Tell A Tale — Gothic Fiction
Brownsea Castle By Janette Gledhill
BROWNSEA CASTLE by Janette Gledhill
Wet feet slapping on flagstones: footprints in the dust shaken by clangs from above.
An empty larder. Smells of fried bacon and coffee (long-trapped) escaping as the kitchen door opens. Three finds - taken to the window in turn. First, a tin of rat poison. Useless. Rats were tasty. Second, a tiny packet of birthday candles with one intact match stuck in the top. Excellent. Last, a catering-size, glass, screw-top jar. The lid wouldn’t turn. She squeezed it between door and jamb. It loosened. The smell of vinegar. She dipped her fingers and pulled out a gherkin. Her first food for two days.
Clasping the jar, the candles tucked under the elastic of her swimsuit, she moved on. A foul-smelling j-cloth provided just enough drying power for her blonde hair. For the rest she’d drip dry. The curving wooden staircase beckoned. Clang, clang, clang.
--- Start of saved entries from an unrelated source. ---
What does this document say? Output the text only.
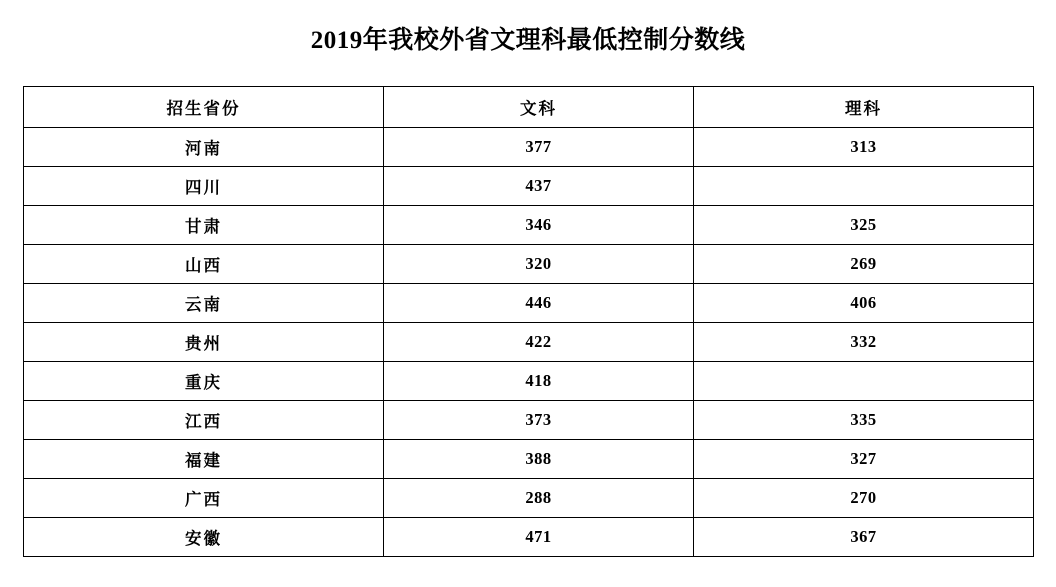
2019年我校外省文理科最低控制分数线
招生省份	文科	理科
河南	377	313
四川	437	
甘肃	346	325
山西	320	269
云南	446	406
贵州	422	332
重庆	418	
江西	373	335
福建	388	327
广西	288	270
安徽	471	367
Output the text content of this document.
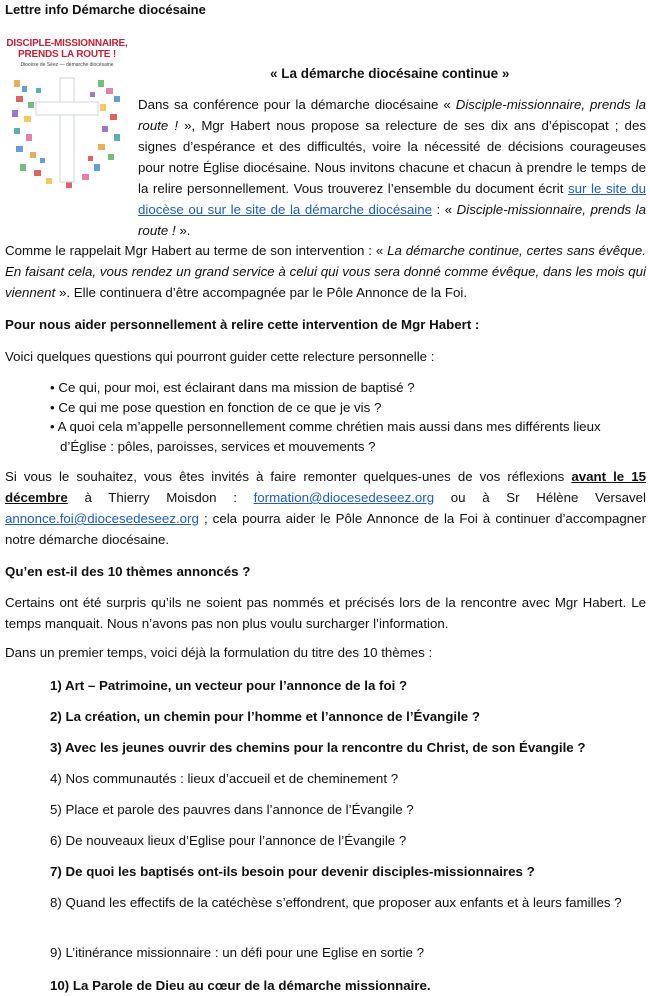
Lettre info Démarche diocésaine
DISCIPLE-MISSIONNAIRE,
PRENDS LA ROUTE !
Diocèse de Séez — démarche diocésaine
« La démarche diocésaine continue »
Dans sa conférence pour la démarche diocésaine « Disciple-missionnaire, prends la route ! », Mgr Habert nous propose sa relecture de ses dix ans d’épiscopat ; des signes d’espérance et des difficultés, voire la nécessité de décisions courageuses pour notre Église diocésaine. Nous invitons chacune et chacun à prendre le temps de la relire personnellement. Vous trouverez l’ensemble du document écrit sur le site du diocèse ou sur le site de la démarche diocésaine : « Disciple-missionnaire, prends la route ! ».
Comme le rappelait Mgr Habert au terme de son intervention : « La démarche continue, certes sans évêque. En faisant cela, vous rendez un grand service à celui qui vous sera donné comme évêque, dans les mois qui viennent ». Elle continuera d’être accompagnée par le Pôle Annonce de la Foi.
Pour nous aider personnellement à relire cette intervention de Mgr Habert :
Voici quelques questions qui pourront guider cette relecture personnelle :
• Ce qui, pour moi, est éclairant dans ma mission de baptisé ?
• Ce qui me pose question en fonction de ce que je vis ?
• A quoi cela m’appelle personnellement comme chrétien mais aussi dans mes différents lieux d’Église : pôles, paroisses, services et mouvements ?
Si vous le souhaitez, vous êtes invités à faire remonter quelques-unes de vos réflexions avant le 15 décembre à Thierry Moisdon : formation@diocesedeseez.org ou à Sr Hélène Versavel annonce.foi@diocesedeseez.org ; cela pourra aider le Pôle Annonce de la Foi à continuer d’accompagner notre démarche diocésaine.
Qu’en est-il des 10 thèmes annoncés ?
Certains ont été surpris qu’ils ne soient pas nommés et précisés lors de la rencontre avec Mgr Habert. Le temps manquait. Nous n’avons pas non plus voulu surcharger l’information.
Dans un premier temps, voici déjà la formulation du titre des 10 thèmes :
1) Art – Patrimoine, un vecteur pour l’annonce de la foi ?
2) La création, un chemin pour l’homme et l’annonce de l’Évangile ?
3) Avec les jeunes ouvrir des chemins pour la rencontre du Christ, de son Évangile ?
4) Nos communautés : lieux d’accueil et de cheminement ?
5) Place et parole des pauvres dans l’annonce de l’Évangile ?
6) De nouveaux lieux d’Eglise pour l’annonce de l’Évangile ?
7) De quoi les baptisés ont-ils besoin pour devenir disciples-missionnaires ?
8) Quand les effectifs de la catéchèse s’effondrent, que proposer aux enfants et à leurs familles ?
9) L’itinérance missionnaire : un défi pour une Eglise en sortie ?
10) La Parole de Dieu au cœur de la démarche missionnaire.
Long, black cobwebs draped themselves around her shoulders. She bound more about her waist. They felt warm.
Brownsea Castle was shrouded in rhododendrons. John Lewis, it owners, had failed ten years before when retail died. To escape hungry, wild-dogs and men, she’d swum to the island from Sandbanks with its lifeless summer palaces and the dried-up pools of once-rich footballers.
Here peacocks, rabbits, rats, seabirds and fish would provide her diet until she could clear some land to grow crops. A wood burning stove offered cooking, hot water and heat. A safe new start.
But first she had to know who, or what’s rhythms, filled the space. She searched first, second and third floors by the dim light of dusty windows. The never-ending clangs obscuring the slaps of waves and the roar of wind. It was the entire world.
The attic was dark. Carefully she lit a pink birthday candle, sacrificing her only match. Tiny candle held in her mouth she moved quickly.
In the shadows a rope ladder hung from a trap door in the roof. She climbed the swinging ladder towards the clangs. The trap door vibrated with the noise. She pushed it up, just enough, to see out. She was too slow. It slammed shut deadening her fingers.
She climbed down. Lit a blue candle from the stub of the first. Removed the gherkins from the jar and stowed them safely between two joists to eat later. The heavy jar would be her weapon.
One squashed hand hung onto the ladder. The other the jar. This time she used the top of her head to lift the trap. The noise was immense. She straightened, opened the trap fully and hurled the jar towards the noise.
The force threw her backwards off the ladder, crashing unknowing onto the small pile of gherkins. Clang.